• Reliability analysis of reconstructing phylogenies under long branch attraction conditions

      Dissanayake, Ranjan; Allman, Elizabeth; McIntyre, Julie; Short, Margaret; Goddard, Scott (2018-05)
      In this simulation study we examined the reliability of three phylogenetic reconstruction techniques in a long branch attraction (LBA) situation: Maximum Parsimony (M P), Neighbor Joining (NJ), and Maximum Likelihood. Data were simulated under five DNA substitution models-JC, K2P, F81, HKY, and G T R-from four different taxa. Two branch length parameters of four taxon trees ranging from 0.05 to 0.75 with an increment of 0.02 were used to simulate DNA data under each model. For each model we simulated DNA sequences with 100, 250, 500 and 1000 sites with 100 replicates. When we have enough data the maximum likelihood technique is the most reliable of the three methods examined in this study for reconstructing phylogenies under LBA conditions. We also find that MP is the most sensitive to LBA conditions and that Neighbor Joining performs well under LBA conditions compared to MP.

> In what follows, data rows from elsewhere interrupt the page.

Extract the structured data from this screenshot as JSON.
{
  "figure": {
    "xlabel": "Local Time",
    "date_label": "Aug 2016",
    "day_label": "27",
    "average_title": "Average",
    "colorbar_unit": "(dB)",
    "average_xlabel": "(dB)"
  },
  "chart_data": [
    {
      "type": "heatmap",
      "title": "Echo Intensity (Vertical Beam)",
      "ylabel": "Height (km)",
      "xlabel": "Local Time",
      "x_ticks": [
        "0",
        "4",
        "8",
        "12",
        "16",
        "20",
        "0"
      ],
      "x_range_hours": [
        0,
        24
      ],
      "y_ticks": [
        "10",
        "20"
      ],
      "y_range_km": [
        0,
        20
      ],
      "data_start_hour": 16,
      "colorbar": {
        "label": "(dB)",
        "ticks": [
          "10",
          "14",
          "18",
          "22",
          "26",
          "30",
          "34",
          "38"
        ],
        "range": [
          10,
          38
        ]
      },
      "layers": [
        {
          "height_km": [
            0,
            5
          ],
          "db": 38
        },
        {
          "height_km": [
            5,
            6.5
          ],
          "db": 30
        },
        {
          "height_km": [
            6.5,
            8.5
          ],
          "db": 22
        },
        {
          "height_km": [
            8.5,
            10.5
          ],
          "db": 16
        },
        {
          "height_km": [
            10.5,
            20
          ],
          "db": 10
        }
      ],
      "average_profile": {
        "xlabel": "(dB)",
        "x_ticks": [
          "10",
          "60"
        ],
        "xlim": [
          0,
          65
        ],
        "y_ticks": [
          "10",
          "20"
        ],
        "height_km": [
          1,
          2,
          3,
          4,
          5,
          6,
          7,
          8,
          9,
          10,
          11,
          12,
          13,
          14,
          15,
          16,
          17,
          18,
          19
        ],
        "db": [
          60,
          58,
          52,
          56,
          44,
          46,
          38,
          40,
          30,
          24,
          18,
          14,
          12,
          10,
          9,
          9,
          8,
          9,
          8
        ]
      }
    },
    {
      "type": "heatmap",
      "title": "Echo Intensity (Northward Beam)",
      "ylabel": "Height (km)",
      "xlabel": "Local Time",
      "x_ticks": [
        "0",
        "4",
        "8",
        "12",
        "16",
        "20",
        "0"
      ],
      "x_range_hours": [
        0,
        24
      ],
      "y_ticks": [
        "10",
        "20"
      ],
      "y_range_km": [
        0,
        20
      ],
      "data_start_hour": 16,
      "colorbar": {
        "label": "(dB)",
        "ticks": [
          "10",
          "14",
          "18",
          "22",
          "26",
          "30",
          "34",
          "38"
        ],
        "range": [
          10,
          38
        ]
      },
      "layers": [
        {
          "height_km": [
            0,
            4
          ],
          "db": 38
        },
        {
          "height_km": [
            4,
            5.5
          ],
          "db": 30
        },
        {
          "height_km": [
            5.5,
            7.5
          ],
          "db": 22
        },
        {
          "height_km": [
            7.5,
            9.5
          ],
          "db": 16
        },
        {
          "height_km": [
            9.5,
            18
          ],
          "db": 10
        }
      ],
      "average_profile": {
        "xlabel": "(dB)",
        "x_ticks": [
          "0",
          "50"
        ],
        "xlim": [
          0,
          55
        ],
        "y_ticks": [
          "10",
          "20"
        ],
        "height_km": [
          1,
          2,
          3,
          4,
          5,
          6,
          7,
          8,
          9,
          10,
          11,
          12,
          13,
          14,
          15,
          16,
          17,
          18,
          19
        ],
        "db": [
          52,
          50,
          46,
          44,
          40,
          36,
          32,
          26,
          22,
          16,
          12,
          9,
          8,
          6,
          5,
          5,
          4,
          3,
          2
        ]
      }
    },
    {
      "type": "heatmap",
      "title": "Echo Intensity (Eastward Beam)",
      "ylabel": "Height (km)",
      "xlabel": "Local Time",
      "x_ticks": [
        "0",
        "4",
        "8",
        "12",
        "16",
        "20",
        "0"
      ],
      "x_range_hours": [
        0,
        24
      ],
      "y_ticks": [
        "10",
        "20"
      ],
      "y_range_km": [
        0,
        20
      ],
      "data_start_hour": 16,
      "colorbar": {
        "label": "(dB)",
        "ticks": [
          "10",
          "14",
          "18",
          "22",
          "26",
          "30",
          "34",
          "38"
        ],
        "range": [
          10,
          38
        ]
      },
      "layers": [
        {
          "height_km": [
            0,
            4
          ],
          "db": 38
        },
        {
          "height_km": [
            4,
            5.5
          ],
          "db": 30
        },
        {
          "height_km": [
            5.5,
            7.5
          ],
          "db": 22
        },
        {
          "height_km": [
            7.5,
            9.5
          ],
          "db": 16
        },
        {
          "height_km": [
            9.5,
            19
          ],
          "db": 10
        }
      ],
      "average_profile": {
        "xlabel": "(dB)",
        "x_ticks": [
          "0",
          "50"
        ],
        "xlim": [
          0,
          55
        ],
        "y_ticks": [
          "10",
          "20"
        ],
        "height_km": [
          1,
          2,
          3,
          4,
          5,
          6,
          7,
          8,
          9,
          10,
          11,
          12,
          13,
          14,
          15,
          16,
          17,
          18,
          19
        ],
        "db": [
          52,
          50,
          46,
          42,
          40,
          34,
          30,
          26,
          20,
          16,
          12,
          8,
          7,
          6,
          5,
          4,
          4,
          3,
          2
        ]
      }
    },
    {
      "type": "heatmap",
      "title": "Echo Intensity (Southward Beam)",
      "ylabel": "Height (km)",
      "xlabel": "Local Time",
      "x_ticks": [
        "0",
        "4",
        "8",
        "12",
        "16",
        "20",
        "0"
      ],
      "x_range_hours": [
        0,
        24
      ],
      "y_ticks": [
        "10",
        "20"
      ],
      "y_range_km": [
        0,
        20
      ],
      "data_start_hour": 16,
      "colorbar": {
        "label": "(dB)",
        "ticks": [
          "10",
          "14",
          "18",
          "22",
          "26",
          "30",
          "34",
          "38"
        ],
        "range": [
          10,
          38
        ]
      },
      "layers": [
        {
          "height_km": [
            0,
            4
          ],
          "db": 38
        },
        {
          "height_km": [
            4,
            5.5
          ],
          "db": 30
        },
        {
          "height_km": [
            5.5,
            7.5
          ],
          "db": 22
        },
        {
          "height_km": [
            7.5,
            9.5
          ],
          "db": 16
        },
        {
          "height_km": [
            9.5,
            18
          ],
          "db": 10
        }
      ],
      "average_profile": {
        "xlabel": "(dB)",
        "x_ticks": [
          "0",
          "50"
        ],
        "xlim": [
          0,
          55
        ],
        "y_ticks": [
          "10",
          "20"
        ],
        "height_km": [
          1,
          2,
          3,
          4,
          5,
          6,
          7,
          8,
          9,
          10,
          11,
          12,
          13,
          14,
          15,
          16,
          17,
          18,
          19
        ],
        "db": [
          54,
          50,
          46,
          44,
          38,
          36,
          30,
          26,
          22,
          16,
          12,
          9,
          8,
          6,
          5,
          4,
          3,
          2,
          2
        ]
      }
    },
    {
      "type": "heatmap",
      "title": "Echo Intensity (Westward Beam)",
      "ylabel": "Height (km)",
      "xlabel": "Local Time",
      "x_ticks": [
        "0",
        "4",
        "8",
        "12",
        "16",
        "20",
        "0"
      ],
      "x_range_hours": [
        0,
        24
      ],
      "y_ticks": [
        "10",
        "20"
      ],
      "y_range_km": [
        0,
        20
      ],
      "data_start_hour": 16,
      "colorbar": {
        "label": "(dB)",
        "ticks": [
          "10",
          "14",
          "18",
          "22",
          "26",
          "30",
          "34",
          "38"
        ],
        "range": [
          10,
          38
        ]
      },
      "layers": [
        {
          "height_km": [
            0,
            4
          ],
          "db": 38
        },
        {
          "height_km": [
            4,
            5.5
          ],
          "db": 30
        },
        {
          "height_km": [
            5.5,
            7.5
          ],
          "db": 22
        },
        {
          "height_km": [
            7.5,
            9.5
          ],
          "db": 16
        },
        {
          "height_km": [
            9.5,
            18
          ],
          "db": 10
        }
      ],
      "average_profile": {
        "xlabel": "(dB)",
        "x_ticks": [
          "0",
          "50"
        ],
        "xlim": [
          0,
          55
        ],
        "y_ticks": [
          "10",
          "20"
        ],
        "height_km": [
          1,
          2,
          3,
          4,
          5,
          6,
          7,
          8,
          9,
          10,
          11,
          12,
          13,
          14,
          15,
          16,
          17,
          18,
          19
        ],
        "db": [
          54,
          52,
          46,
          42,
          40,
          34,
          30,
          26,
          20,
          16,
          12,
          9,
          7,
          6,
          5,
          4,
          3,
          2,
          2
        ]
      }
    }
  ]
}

    • Testing multispecies coalescent simulators with summary statistics

      Baños Cervantes, Hector Daniel; Allman, Elizabeth; Rhodes, John; Goddard, Scott; McIntyre, Julie; Barry, Ron (2018-12)
      The Multispecies coalescent model (MSC) is increasingly used in phylogenetics to describe the formation of gene trees (depicting the direct ancestral relationships of sampled lineages) within species trees (depicting the branching of species from their common ancestor). A number of MSC simulators have been implemented, and these are often used to test inference methods built on the model. However, it is not clear from the literature that these simulators are always adequately tested. In this project, we formulated tools for testing these simulators and use them to show that of four well-known coalescent simulators, Mesquite, Hybrid-Lambda, SimPhy, and Phybase, only SimPhy performs correctly according to these tests.